In mouse models of triple-negative breast cancer with bone metastases, blocking DKK1 with specific antibodies restored neutrophil function and improved the anti-tumor activity of CD8+ T cells, resulting in significant tumor regression.

A recent study by Ludwig Cancer Research has uncovered that neutrophils in bone metastases are reprogrammed into an immature state, which contributes to immune resistance against cancer therapies, particularly immunotherapy.

Researchers Taha Merghoub and Tao Shi identified that the protein DKK1, produced by bone metastases, plays a crucial role in this immunosuppressive process.

The study found that the presence of DKK1 leads to functional immaturity in neutrophils, suppressing their ability to mount anti-tumor immune responses.

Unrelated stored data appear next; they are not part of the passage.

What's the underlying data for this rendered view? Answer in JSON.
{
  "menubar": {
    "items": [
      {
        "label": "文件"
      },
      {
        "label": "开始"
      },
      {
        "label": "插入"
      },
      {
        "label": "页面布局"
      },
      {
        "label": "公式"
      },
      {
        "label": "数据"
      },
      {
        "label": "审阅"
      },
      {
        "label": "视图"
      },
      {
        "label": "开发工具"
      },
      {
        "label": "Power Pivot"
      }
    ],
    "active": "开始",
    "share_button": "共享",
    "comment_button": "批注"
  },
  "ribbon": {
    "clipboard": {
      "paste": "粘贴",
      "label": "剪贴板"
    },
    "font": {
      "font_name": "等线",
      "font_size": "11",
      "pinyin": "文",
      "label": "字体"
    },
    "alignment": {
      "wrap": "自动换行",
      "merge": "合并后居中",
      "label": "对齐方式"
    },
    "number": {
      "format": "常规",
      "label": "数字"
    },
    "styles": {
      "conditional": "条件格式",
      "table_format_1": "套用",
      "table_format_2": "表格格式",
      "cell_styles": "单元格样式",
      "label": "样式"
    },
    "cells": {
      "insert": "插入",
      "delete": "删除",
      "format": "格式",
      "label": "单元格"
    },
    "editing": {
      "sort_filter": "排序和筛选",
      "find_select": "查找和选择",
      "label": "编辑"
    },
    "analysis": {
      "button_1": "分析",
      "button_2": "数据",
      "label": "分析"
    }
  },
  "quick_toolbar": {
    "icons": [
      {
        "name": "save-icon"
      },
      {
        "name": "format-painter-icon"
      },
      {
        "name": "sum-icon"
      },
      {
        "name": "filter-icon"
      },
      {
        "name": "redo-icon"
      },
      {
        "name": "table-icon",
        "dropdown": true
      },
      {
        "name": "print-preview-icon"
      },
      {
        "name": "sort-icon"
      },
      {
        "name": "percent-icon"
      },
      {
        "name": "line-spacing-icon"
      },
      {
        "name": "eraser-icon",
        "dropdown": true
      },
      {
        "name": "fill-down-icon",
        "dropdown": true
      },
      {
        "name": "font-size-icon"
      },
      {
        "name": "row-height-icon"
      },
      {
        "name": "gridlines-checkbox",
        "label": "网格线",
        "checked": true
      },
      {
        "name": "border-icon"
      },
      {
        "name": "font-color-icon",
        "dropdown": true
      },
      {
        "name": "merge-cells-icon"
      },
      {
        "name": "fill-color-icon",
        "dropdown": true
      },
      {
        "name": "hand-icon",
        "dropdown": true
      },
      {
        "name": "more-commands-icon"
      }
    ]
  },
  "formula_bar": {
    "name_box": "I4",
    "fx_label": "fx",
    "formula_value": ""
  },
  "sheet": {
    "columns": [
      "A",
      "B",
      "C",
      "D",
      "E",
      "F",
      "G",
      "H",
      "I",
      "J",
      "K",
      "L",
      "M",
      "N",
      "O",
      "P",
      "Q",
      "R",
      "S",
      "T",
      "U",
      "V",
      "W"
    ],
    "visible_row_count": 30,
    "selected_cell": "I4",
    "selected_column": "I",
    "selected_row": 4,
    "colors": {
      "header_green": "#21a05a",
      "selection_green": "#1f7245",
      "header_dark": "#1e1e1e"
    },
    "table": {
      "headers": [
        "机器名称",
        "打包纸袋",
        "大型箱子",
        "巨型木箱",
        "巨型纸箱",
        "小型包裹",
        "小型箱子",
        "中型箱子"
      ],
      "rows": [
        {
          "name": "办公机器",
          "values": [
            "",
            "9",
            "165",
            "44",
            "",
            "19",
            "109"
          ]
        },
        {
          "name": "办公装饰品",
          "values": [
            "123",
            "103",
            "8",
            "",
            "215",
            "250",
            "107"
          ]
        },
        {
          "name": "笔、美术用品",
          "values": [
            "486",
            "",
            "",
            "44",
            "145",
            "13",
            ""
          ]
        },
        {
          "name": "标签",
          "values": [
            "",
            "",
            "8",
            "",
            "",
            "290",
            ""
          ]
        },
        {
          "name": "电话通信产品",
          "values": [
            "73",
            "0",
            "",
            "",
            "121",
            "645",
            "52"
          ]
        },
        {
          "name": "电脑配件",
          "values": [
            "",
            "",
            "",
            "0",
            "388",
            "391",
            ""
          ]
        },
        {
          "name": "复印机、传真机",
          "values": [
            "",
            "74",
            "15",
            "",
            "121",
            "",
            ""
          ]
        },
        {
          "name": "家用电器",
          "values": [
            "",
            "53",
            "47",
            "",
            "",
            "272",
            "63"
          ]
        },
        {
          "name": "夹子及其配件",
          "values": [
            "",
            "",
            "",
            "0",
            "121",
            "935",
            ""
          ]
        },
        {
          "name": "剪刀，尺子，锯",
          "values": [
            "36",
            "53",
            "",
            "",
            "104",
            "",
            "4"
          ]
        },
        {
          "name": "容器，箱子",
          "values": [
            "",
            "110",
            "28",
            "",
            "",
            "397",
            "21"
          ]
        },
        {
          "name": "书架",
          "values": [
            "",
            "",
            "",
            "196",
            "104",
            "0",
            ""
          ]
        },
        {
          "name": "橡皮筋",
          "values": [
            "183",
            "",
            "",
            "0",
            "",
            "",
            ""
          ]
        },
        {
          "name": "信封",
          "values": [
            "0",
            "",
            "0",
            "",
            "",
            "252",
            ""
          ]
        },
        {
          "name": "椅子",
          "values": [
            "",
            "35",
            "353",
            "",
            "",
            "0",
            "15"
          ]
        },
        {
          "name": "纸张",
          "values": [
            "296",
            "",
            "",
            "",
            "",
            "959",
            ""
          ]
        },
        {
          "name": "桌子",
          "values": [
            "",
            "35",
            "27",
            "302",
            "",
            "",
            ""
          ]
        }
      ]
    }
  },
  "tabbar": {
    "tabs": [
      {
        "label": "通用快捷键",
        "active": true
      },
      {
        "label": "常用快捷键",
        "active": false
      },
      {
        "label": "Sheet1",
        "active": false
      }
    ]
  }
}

Additionally, the study suggests that CHI3L3 and its associated gene expression profile could serve as biomarkers for selecting treatments for patients experiencing neutrophil-mediated immune suppression.

These biomarkers may help identify patients with high levels of neutrophil-mediated immune suppression, enabling more tailored cancer treatment strategies.

Elevated levels of DKK1 were detected in patient data from gastric cancer patients with bone metastases, indicating the relevance of these findings in human cases.

The research also analyzed serum samples from patients, confirming increased levels of DKK1 in those with gastric cancer and bone metastases, which could aid in treatment stratification.

The study highlights potential therapeutic strategies targeting DKK1 and reprogramming neutrophils to enhance the effectiveness of existing immune checkpoint blockade therapies.

These findings suggest that DKK1-blockade could represent a promising combination treatment for bone tumors, which currently lack effective therapies.

The study emphasizes the complex roles of neutrophils in cancer, noting that while immature forms are linked to poor prognosis and immune suppression, mature forms can actually support anti-tumor responses.

Furthermore, immature neutrophils produce CHI3L3, which disrupts the activation of cytotoxic T cells, essential for targeting and killing cancer cells.